Desemprego cai para 5,3%, menor nível da série histórica
A taxa de desemprego no trimestre terminado em julho caiu para 5,3%, o menor patamar da série histórica da Pesquisa Nacional por Amostra de Domicílios (Pnad) Contínua, iniciada em 2012. Os dados, divulgados nesta quinta-feira (27) pelo Instituto Brasileiro de Geografia e Estatística (IBGE), mostram queda frente ao trimestre anterior (5,8%) e ao mesmo período de 2025 (5,6%).
A ocupação atingiu recorde: 103,3 milhões de pessoas trabalhando. O número de empregados com carteira assinada (excluindo domésticos) chegou a 39,4 milhões, também o maior da série. Já os trabalhadores sem carteira somaram 13,8 milhões, alta de 3,6% na comparação com o trimestre até abril (mais 477 mil pessoas).
Segundo o analista da pesquisa, William Kratochwill, o crescimento da ocupação foi puxado pela construção civil, principalmente entre pedreiros e trabalhadores elementares da construção de edifícios. Ele também atribui parte do movimento a mudanças tecnológicas: "Hoje em dia, com telefone e bicicleta, você consegue trabalhar. A tecnologia está mudando o mercado de trabalho". O setor de transporte, armazenagem e correio, que inclui entregadores de aplicativo, cresceu 5,4% na comparação com o mesmo trimestre de 2025.
O contingente de desocupados caiu para 5,8 milhões, menos 503 mil pessoas (recuo de 8%) ante o trimestre de fevereiro a abril. A informalidade subiu para 37,5%, ante 37,2% no trimestre anterior. O IBGE considera informais trabalhadores sem carteira e autônomos e empregadores sem CNPJ, que não têm garantias como seguro-desemprego, férias e 13º salário.
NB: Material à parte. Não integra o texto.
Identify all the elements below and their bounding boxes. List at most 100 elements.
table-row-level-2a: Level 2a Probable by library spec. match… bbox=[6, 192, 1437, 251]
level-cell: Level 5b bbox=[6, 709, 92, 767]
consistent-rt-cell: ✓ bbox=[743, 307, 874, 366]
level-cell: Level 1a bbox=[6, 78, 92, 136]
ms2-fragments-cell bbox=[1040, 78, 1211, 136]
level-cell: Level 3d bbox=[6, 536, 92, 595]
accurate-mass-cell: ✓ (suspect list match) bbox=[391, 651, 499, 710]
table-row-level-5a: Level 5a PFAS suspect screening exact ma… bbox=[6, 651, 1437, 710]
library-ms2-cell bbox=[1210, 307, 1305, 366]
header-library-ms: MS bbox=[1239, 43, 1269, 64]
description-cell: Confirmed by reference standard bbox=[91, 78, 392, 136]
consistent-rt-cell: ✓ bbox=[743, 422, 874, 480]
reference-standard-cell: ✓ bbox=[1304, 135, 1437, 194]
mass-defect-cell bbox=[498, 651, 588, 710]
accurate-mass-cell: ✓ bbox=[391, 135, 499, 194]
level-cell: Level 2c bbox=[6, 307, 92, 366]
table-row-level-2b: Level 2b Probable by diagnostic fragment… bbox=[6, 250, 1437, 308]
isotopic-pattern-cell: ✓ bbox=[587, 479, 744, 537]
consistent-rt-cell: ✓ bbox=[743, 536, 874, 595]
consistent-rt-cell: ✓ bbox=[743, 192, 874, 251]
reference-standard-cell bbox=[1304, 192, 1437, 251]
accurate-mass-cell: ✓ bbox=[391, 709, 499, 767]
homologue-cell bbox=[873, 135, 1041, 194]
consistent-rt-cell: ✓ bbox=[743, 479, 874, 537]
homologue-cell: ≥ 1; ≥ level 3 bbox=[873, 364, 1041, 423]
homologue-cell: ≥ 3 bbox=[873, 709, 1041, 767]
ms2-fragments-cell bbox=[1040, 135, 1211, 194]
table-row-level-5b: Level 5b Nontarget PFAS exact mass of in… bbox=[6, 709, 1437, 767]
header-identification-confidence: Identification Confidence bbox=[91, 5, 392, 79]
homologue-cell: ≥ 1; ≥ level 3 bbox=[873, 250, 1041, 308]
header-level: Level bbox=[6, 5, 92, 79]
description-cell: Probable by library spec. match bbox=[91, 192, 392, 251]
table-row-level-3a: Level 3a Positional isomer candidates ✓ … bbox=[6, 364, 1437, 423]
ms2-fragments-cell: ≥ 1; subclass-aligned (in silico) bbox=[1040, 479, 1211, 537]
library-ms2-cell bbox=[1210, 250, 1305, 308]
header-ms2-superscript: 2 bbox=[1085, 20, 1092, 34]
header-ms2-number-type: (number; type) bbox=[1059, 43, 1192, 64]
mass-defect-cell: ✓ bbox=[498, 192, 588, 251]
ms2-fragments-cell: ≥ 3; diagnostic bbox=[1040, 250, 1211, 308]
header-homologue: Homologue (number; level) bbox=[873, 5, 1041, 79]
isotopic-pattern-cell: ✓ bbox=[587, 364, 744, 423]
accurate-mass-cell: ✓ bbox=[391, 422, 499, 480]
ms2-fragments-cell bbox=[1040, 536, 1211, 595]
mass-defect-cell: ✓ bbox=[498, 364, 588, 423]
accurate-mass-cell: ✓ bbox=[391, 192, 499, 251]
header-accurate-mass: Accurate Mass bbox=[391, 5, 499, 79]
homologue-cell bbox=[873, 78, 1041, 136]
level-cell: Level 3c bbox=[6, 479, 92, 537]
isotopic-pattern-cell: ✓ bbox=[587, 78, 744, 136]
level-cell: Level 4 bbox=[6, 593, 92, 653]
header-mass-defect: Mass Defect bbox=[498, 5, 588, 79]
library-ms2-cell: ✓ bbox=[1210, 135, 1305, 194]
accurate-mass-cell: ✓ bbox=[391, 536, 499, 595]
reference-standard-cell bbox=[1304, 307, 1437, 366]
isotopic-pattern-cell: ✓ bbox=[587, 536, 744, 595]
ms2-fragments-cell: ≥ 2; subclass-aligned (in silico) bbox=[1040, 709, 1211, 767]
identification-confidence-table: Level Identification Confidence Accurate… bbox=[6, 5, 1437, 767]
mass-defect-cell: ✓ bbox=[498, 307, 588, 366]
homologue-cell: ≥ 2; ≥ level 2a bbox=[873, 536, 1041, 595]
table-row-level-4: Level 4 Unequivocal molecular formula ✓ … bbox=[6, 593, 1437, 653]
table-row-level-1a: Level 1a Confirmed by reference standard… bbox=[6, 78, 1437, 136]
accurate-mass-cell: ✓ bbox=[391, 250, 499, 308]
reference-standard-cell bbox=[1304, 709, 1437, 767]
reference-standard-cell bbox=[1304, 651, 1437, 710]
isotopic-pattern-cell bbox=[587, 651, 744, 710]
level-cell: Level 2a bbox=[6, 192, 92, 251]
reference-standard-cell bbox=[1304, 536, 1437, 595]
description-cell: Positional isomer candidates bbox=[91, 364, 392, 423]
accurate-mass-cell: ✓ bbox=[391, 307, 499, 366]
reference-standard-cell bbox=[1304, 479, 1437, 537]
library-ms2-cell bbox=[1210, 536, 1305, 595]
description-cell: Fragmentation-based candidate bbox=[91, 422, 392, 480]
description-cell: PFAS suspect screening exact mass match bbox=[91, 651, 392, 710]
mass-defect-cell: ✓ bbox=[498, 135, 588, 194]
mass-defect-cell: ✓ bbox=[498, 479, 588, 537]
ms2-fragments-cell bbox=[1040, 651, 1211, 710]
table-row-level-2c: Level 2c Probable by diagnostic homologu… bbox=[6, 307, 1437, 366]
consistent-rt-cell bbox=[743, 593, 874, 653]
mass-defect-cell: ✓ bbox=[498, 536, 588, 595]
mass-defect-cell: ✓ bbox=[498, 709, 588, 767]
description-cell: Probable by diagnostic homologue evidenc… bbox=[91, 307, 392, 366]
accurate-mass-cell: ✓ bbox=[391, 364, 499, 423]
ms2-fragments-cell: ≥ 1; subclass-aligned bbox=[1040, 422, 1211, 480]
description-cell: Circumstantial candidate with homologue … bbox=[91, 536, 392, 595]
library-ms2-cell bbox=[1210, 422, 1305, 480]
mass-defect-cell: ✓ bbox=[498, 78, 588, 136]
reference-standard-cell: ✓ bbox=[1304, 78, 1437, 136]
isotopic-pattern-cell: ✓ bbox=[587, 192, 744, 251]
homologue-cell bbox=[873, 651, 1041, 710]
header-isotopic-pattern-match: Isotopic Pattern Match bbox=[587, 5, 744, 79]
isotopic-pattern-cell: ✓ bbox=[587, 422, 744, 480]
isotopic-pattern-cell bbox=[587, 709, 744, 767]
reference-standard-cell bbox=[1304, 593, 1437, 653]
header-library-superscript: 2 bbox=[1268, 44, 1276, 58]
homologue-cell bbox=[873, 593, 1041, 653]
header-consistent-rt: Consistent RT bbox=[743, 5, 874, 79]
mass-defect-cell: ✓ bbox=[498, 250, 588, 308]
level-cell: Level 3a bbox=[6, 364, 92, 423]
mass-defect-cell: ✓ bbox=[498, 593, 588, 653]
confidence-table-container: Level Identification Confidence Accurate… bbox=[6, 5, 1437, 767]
A população desalentada marcou 2,3 milhões, queda de 9,7% no trimestre.
O rendimento médio do trabalhador ficou em R$ 3.762, recuo de 0,7% na comparação com o período até abril, diferença classificada pelo IBGE como "estável". A pesquisa apura o comportamento do mercado de trabalho para pessoas com 14 anos ou mais, considerando todas as formas de ocupação. Só é considerada desocupada quem procurou vaga nos 30 dias anteriores à pesquisa. São visitados 211 mil domicílios em todos os estados e no Distrito Federal.
O menor desemprego já registrado pela Pnad foi 5,1%, no último trimestre de 2025. A maior taxa foi 14,9%, atingida nos trimestres encerrados em setembro de 2020 e março de 2021, durante a pandemia de covid-19.